On a toujours plusieurs solutions, mais il faut toujours faire la guerre, rien ne va de soi. Et la guerre, même pour les bonnes raisons, il faut reconnaître que c’est pénible.  

Mais qu’est-ce qu’il raconte le blogueur fou ?🤨

Mais quelle guerre doudou dit-donc ?

Une guerre pour un avenir meilleur ?

Une guerre contre la fatalité ?

Une guerre pour plus de justice et de solidarité ?

Une guerre pour la paix ? Contre la pollution ? Contre le cancer qui ressemble de plus en  plus à une épidémie ?

Une guerre contre Monsanto et son Roundup pourri ?

Une guerre contre toute forme d’obscurantisme et d’extrémisme ?

Oui tout ça, et encore plus, peut-être simplement une guerre qui ne ferait de mal à personne, pour éviter justement celle qui nous pends au nez si nous ne faisons rien et qui fera beaucoup de mal à beaucoup de monde.


Tous les matins pendant mon jogging, cette pensée m’obsède ; que faire ?

Evidemment, je meurs d’envie de rejoindre la masse débordante des heureux non-voyants qui profitent, ou de ceux qui pensent qu’il n’y a rien à faire, que tout cela ne dépend pas d’eux, mais de la providence ou de la fatalité, et qu’on verra bien ce qu’on verra.

Les mêmes qui nous disent de profiter au lieu de se prendre la tête en conneries pessimistes ! Qui proclament  qu’ils en ont vu d’autres !  Qui nous disent, pour certains, allons, on l’a connu nous la guerre, et on s’en est remis, et les difficultés ne nous effraient pas !

L’homme trouve d’ailleurs toujours des solutions !

Et ne vit-on mieux et plus vieux à notre époque formidable nous disent-ils ? Cesses de te plaindre idiot ! (L’idiot c’est moi) 😮

Fais ton jogging, arrêtes de penser et fermes ta grande gueule !

Oui, oui ! Je veux être ça moi ! Je veux être comme eux ! Siouplait allez ! Moi aussi les yeux clos ! ….

 

Mouai… De retour de la course, après la douche, non, je ne veux plus finalement, tant pis pour ma tête, je préfère qu’elle reste droite, même trop agitée à l’intérieur.🙃

 

Vous connaissez Chuine Sugihara au fait ? Non ?

Je vais essayer de réparer cette lacune.

Voici résumée ici son histoire pendant la dernière guerre mondiale.

Cet homme était un diplomate japonais qui fut nommé consul du Japon en Lituanie. La Lituanie avant 1939 était indépendante mais les russes voulaient l’annexer pour mettre leurs troupes sur son territoire stratégique face à l’Allemagne nazi qui envahissait la Pologne. Les soviétiques, malgré l’accord qui les liait à l’Allemagne sur la neutralité de la Lituanie, finirent par l’envahir en juillet 1940 par crainte des nazis et elle perdit son indépendance.
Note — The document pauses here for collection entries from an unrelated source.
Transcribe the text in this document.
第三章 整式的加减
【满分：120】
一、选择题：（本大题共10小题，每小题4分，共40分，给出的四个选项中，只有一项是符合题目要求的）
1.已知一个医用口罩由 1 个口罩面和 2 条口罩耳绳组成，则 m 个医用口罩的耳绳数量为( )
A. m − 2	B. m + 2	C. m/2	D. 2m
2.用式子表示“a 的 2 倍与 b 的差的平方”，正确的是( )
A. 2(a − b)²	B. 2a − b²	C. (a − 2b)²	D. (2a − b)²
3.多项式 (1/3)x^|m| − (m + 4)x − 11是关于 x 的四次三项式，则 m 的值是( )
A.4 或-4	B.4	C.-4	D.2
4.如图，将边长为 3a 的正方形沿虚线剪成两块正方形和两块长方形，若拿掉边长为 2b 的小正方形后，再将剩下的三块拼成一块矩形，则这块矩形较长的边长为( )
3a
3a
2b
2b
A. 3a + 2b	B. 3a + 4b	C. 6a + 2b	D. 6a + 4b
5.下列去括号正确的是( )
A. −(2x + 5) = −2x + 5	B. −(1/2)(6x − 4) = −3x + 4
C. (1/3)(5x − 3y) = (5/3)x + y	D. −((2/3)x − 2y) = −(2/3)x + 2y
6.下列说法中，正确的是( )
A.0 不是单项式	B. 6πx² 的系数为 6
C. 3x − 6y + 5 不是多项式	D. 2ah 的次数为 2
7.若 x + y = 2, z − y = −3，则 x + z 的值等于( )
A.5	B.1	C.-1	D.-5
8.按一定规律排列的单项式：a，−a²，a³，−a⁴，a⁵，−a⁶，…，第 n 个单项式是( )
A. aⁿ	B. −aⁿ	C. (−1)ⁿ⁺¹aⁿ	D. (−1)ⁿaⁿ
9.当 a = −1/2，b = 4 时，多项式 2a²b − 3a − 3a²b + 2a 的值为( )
Les consuls des différents pays, dont Sugihara pour le Japon, furent rappelés et les consulats sommés de fermer.

Il y avait en Lituanie une communauté juive très importante, soit installée depuis longtemps, soit issue d’une émigration massive après l’exil des juifs allemands ou polonais qui fuyaient les pogroms.

Lorsque la Lituanie fut annexée à la Russie, les juifs voulurent s’enfuir de nouveau et demandèrent des visas de transit à l’ambassade Japonaise. Pourquoi le Japon ? Parce qu’aux confins de la Russie, on pouvait rejoindre le pays du soleil levant après la traversée par le transsibérien, et de là, partir pour un autre pays d’accueil.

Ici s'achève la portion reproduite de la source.